Autocracia y “militaridad”
La
“militaridad” (barbarismo del que nos excusamos ex-ante) tiene como piso
filosófico la cultura de la violencia para dirimir de las desigualdades de
opinión. Allí no hay cabida para el diálogo ni la participación igualitaria de
sus miembros. No sólo que no hay tal posibilidad: es inconcebible que pudieran
existir esas virtudes ciudadanas porque la naturaleza intrínseca de la
“militaridad” requiere de una estructura fundamentada en tres principios
básicos: La verticalidad de la relación entre sus miembros como forma de organización,
la obediencia a la jerarquía como modelo de acción y el uso de la fuerza para
zanjar las discrepancias como instrumento de ejecución. Tales principios
orientan el accionar de la militaridad hacia el ejercicio de la autocracia, que
es una forma de gobierno en la cual la voluntad de uno es la ley para los otros
que jerárquicamente están por debajo de aquél.
Salvo
honrosas excepciones históricas, el militar está exclusivamente entrenado para
la obediencia debida (no para el debate civilizado), para la ejecución de
misiones específicas (no para la organización de proyectos) para el uso del
armamento letal como instrumento de implantación de la voluntad (no para el
diálogo constructivo). Tal entrenamiento desmonta los principios y los valores
de la civilidad, y en su lugar coloca a la obediencia jerárquica y a la
ejecución de la fuerza como valor y atributo de su condición. En estas
circunstancias, el militar deja de ser ciudadano (en la concepción grecolatina
del término) para trashumarse en ejecutor de órdenes, quedándole como borroso
resquicio de aquella civilidad el porte nominal de un documento de identidad
que lo vincula con el país-nación al que pertenece la Fuerza Armada en la que
ejerce su rol de soldado en cualquiera de sus jerarquías.
Por
estas consideraciones conceptuales es que esta forma de gobierno que tenemos en
Venezuela nada tiene que ver con los conceptos de democracia de Platón (“el
gobierno de la multitud”) o el de Aristóteles (“el gobierno de los más”) porque
se trata de un gobierno autocrático y militarista, que a partir de uno de los
muchos ejercicios de la democracia –la participación de los ciudadanos en una
elección- secuestró para sí el ejercicio
de los demás poderes republicanos y subsumió sus acciones a la voluntad de un
autócrata con profunda raigambre militar y de vocación totalitaria.

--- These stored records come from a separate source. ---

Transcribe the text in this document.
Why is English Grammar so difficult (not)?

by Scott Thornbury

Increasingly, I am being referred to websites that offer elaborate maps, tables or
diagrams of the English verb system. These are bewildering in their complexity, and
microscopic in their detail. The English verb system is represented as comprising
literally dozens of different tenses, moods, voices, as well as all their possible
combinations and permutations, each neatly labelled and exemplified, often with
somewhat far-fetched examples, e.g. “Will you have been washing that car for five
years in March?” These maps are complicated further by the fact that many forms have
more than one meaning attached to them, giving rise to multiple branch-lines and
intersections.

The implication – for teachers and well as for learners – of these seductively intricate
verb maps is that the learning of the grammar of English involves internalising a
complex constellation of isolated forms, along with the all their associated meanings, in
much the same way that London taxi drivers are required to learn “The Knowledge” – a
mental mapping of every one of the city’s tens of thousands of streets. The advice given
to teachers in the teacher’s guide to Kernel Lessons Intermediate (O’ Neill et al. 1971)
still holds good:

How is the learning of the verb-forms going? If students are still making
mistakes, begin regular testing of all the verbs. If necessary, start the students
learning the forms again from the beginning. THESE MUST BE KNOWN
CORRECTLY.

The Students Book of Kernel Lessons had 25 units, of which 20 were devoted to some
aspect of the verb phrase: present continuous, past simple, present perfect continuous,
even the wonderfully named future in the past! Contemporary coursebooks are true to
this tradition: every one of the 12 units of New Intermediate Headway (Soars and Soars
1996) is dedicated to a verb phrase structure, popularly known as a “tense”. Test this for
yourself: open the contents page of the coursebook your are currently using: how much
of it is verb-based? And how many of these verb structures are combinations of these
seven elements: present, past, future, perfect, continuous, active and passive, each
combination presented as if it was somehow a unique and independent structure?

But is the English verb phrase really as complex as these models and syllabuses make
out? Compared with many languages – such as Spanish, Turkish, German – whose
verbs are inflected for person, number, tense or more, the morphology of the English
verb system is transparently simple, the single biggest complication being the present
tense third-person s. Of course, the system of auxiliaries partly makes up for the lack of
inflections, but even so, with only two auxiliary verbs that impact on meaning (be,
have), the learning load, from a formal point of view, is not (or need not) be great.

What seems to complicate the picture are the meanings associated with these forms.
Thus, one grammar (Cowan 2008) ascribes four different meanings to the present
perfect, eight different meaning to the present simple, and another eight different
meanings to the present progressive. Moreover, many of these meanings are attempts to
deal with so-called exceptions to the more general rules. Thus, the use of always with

El venidero
7 de octubre Venezuela tiene la oportunidad de reencontrarse con su civilidad
al decidir su futuro entre dos modelos: El de la civilidad activa y
participativa, representado en el candidato único de las oposiciones
democráticas, y el de la militaridad mandona y recalcitrante, que está
vívidamente expresada en la propuesta continuista de un teniente coronel.